Could someone explain what fm_gain is, what it describes, what is its
effect on phase of a signal?
This is a requirement for MSK, and therefore applies as well to GMSK.
The gain is to set the peak frequency deviation $f_m$. This is the fundamental requirement that makes generalized frequency shift keying (FSK) into "Minimum Frequency Shift Keying" or MSK.
In binary FSK we use two different frequencies to transmit a "1" or a "0".
For MSK, the two frequencies are spaced as close as they can be and still be orthogonal. This orthogonality is achieved if the phase transitions $\pi/2$ radians in one symbol period. The rate of change of phase with time is the frequency and thus the frequency for each symbol (whether we rotate positive for a "1" or negative for a "0") is dependent on the symbol rate.

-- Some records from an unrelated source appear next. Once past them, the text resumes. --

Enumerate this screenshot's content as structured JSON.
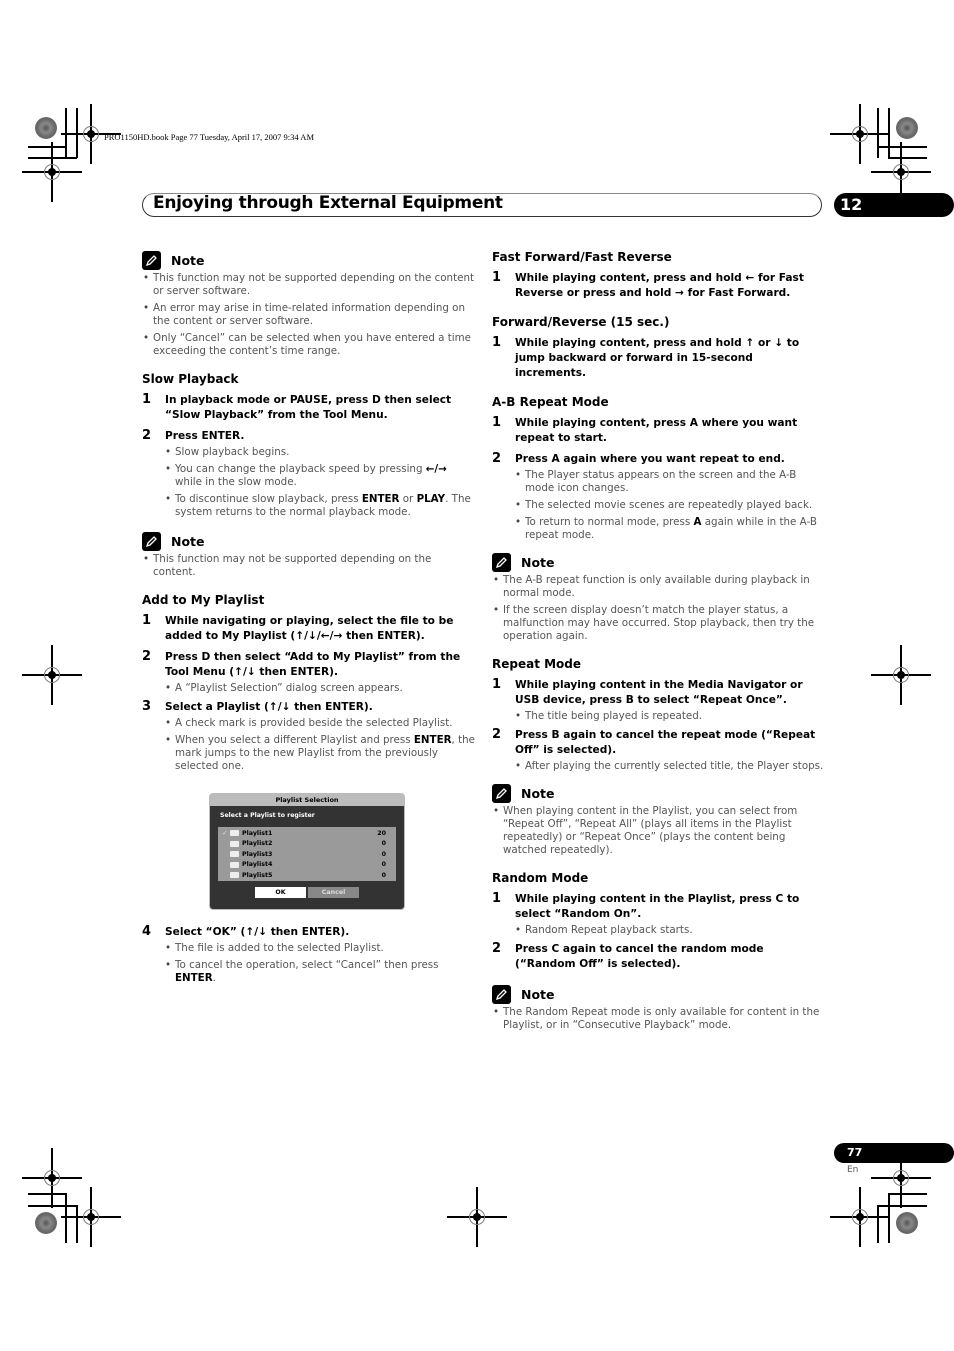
{
  "print_info": "PRO1150HD.book  Page 77  Tuesday, April 17, 2007  9:34 AM",
  "header": {
    "chapter_title": "Enjoying through External Equipment",
    "chapter_number": "12"
  },
  "footer": {
    "page_number": "77",
    "language": "En"
  },
  "icons": {
    "note": "pencil-note-icon",
    "up": "↑",
    "down": "↓",
    "left": "←",
    "right": "→"
  },
  "left_column": {
    "note1": {
      "label": "Note",
      "items": [
        "This function may not be supported depending on the content or server software.",
        "An error may arise in time-related information depending on the content or server software.",
        "Only “Cancel” can be selected when you have entered a time exceeding the content’s time range."
      ]
    },
    "slow_playback": {
      "title": "Slow Playback",
      "steps": [
        {
          "num": "1",
          "text": "In playback mode or PAUSE, press D then select “Slow Playback” from the Tool Menu."
        },
        {
          "num": "2",
          "text": "Press ENTER."
        }
      ],
      "step2_bullets": {
        "b1": "Slow playback begins.",
        "b2_pre": "You can change the playback speed by pressing ",
        "b2_post": " while in the slow mode.",
        "b3_pre": "To discontinue slow playback, press ",
        "b3_enter": "ENTER",
        "b3_mid": " or ",
        "b3_play": "PLAY",
        "b3_post": ". The system returns to the normal playback mode."
      }
    },
    "note2": {
      "label": "Note",
      "items": [
        "This function may not be supported depending on the content."
      ]
    },
    "add_playlist": {
      "title": "Add to My Playlist",
      "step1": {
        "num": "1",
        "pre": "While navigating or playing, select the file to be added to My Playlist (",
        "post": " then ENTER)."
      },
      "step2": {
        "num": "2",
        "pre": "Press D then select “Add to My Playlist” from the Tool Menu (",
        "post": " then ENTER).",
        "bullet": "A “Playlist Selection” dialog screen appears."
      },
      "step3": {
        "num": "3",
        "pre": "Select a Playlist (",
        "post": " then ENTER).",
        "b1": "A check mark is provided beside the selected Playlist.",
        "b2_pre": "When you select a different Playlist and press ",
        "b2_enter": "ENTER",
        "b2_post": ", the mark jumps to the new Playlist from the previously selected one."
      },
      "step4": {
        "num": "4",
        "pre": "Select “OK” (",
        "post": " then ENTER).",
        "b1": "The file is added to the selected Playlist.",
        "b2_pre": "To cancel the operation, select “Cancel” then press ",
        "b2_enter": "ENTER",
        "b2_post": "."
      }
    },
    "dialog": {
      "title": "Playlist Selection",
      "prompt": "Select a Playlist to register",
      "rows": [
        {
          "name": "Playlist1",
          "count": "20",
          "checked": true
        },
        {
          "name": "Playlist2",
          "count": "0",
          "checked": false
        },
        {
          "name": "Playlist3",
          "count": "0",
          "checked": false
        },
        {
          "name": "Playlist4",
          "count": "0",
          "checked": false
        },
        {
          "name": "Playlist5",
          "count": "0",
          "checked": false
        }
      ],
      "ok_label": "OK",
      "cancel_label": "Cancel"
    }
  },
  "right_column": {
    "ff_fr": {
      "title": "Fast Forward/Fast Reverse",
      "step1": {
        "num": "1",
        "a": "While playing content, press and hold ",
        "b": " for Fast Reverse or press and hold ",
        "c": " for Fast Forward."
      }
    },
    "fwd_rev": {
      "title": "Forward/Reverse (15 sec.)",
      "step1": {
        "num": "1",
        "a": "While playing content, press and hold ",
        "b": " or ",
        "c": " to jump backward or forward in 15-second increments."
      }
    },
    "ab_repeat": {
      "title": "A-B Repeat Mode",
      "step1": {
        "num": "1",
        "text": "While playing content, press A where you want repeat to start."
      },
      "step2": {
        "num": "2",
        "text": "Press A again where you want repeat to end."
      },
      "b1": "The Player status appears on the screen and the A-B mode icon changes.",
      "b2": "The selected movie scenes are repeatedly played back.",
      "b3_pre": "To return to normal mode, press ",
      "b3_a": "A",
      "b3_post": " again while in the A-B repeat mode."
    },
    "note3": {
      "label": "Note",
      "items": [
        "The A-B repeat function is only available during playback in normal mode.",
        "If the screen display doesn’t match the player status, a malfunction may have occurred. Stop playback, then try the operation again."
      ]
    },
    "repeat_mode": {
      "title": "Repeat Mode",
      "step1": {
        "num": "1",
        "text": "While playing content in the Media Navigator or USB device, press B to select “Repeat Once”.",
        "bullet": "The title being played is repeated."
      },
      "step2": {
        "num": "2",
        "text": "Press B again to cancel the repeat mode (“Repeat Off” is selected).",
        "bullet": "After playing the currently selected title, the Player stops."
      }
    },
    "note4": {
      "label": "Note",
      "items": [
        "When playing content in the Playlist, you can select from “Repeat Off”,  “Repeat All” (plays all items in the Playlist repeatedly) or “Repeat Once” (plays the content being watched repeatedly)."
      ]
    },
    "random_mode": {
      "title": "Random Mode",
      "step1": {
        "num": "1",
        "text": "While playing content in the Playlist, press C to select “Random On”.",
        "bullet": "Random Repeat playback starts."
      },
      "step2": {
        "num": "2",
        "text": "Press C again to cancel the random mode (“Random Off” is selected)."
      }
    },
    "note5": {
      "label": "Note",
      "items": [
        "The Random Repeat mode is only available for content in the Playlist, or in “Consecutive Playback” mode."
      ]
    }
  }
}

The frequency separation for the two FSK tones used to transmit binary data is twice the peak frequency deviation $f_m$. See diagram below from OP's linked post with further annotations specific to binary MSK that should help clear this up:
Notice in the diagram the fundamental requirement to be "MSK" is the phase transitions $\pm \pi/2$ radians according to each binary symbol transmitted. Note with IQ diagrams that a phasor that rotates counter-clockwise at a constant rate (which is $e^{j\omega t}$) has a linearly increasing phase versus time and represents a positive frequency, and a phasor that rotates clockwise at a constant rate ($e^{-j\omega t}$) has a linearly decreasing phase versus time and is a negative frequency, as indicates by the phase and frequency diagrams shown. If the phase slope was steeper, the frequency separation would increase (and specifically the instantaneous frequency is the time derivative of phase). For this reason the frequency separation is directly proportional to the bit rate: for MSK we must have $\pm \pi/2$ phase rotation over $T_b$ time, which means a quarter cycle rotation and therefore
$$f_m = \frac{f_b}{4} = \frac{1}{4T_b}$$
If my deviation [sic] is correct, it means fm_gain doesnt depend on bit rate and sample rate, right?
The derivation is not correct as the "fm_gain" does depend on the bit rate. Here is a correct derivation:
Given $g(t)$ as a normalized pulse corresponding to one transmitted symbol. For MSK this is a rectangular pulse that is one for the duration of the symbol period. For GMSK, $g(t)$ is a rectangular pulse that has been further shaped by a Gaussian filter. The transmitted frequency is directly proportional to $g(t)$; we can consider $g(t)$ as the control voltage to a Voltage Controlled Oscillator (VCO), and specifically it is proportional to the instantaneous frequency versus time of the transmitted waveform. Proportional is a key word here as it is just a normalized pulse; in the MSK case it is simply a rectangular pulse that transitions from $0$ to $1$ so we multiply it by the fm_gain $f_m$ in order to get the required frequency separation (such that the phase transitions $\pi/2$ for the desired symbol):
So from the above diagrams the relationship between $f_b$ and the phase versus time required is given by phase being the integral of frequency (directly as frequency in radians/sec, so we multiply by $2\pi$ for frequency in Hz).
The instantaneous frequency versus time is:
$$\omega(t) = 2\pi f_m g(t)$$
$$\phi(t) = \int_0^t \omega(\tau)d\tau$$
$$ = 2\pi f_m \int_0^t g(\tau)d\tau \label{1}\tag{1}$$
To be MSK, we also require equation \ref{1} to equal $\pi/2$ when $t=T_b$:
$$\phi(t=T_b) = \pi/2 = 2\pi f_m\int_0^{T_b} g(\tau)d\tau \label{2}\tag{2}$$
It is clear from the diagram above that the integral of $g(t)$ over the interval $T_b$ is simply $T_b$:
$$\int_0^{T_b} g(\tau)d\tau = T_b$$
And therefore equation \ref{2} simplifies to:
$$\phi(t=T_b) = \pi/2 = 2\pi f_m T_b \label{3}\tag{3}$$
From which we get the relationship between $f_m$ and $T_b$:
$$f_m = \frac{1}{4T_b} \label{4}\tag{4}$$
Substituting this back into \ref{1} results in:
$$\phi(t) = \frac{\pi} {2T_b}\int_0^{t} g(\tau)d\tau \label{5}\tag{5}$$
GMSK with $g(t)$ as a Gaussian filtered pulse would follow the same relationship. In implementation there is possibility for additional scaling factors to sneak in, so the important verification is to confirm that the integrated pulse given by $f_m g(t)$ accumulates to $pi/2$ total phase as then applied to a phase modulator. For the MSK case, the resulting carrier at the transmitter output should then shift by $\pm f_b/4$ from a center frequency for each of the two binary symbols transmitted. If this is not occurring, then the $f_m$ as used in not correctly scaling for all factors.
What is a difference between bit period and bit rate?
The bit period $T_b$ is the inverse of the bit rate: $f_b = \frac{1}{T_b}$.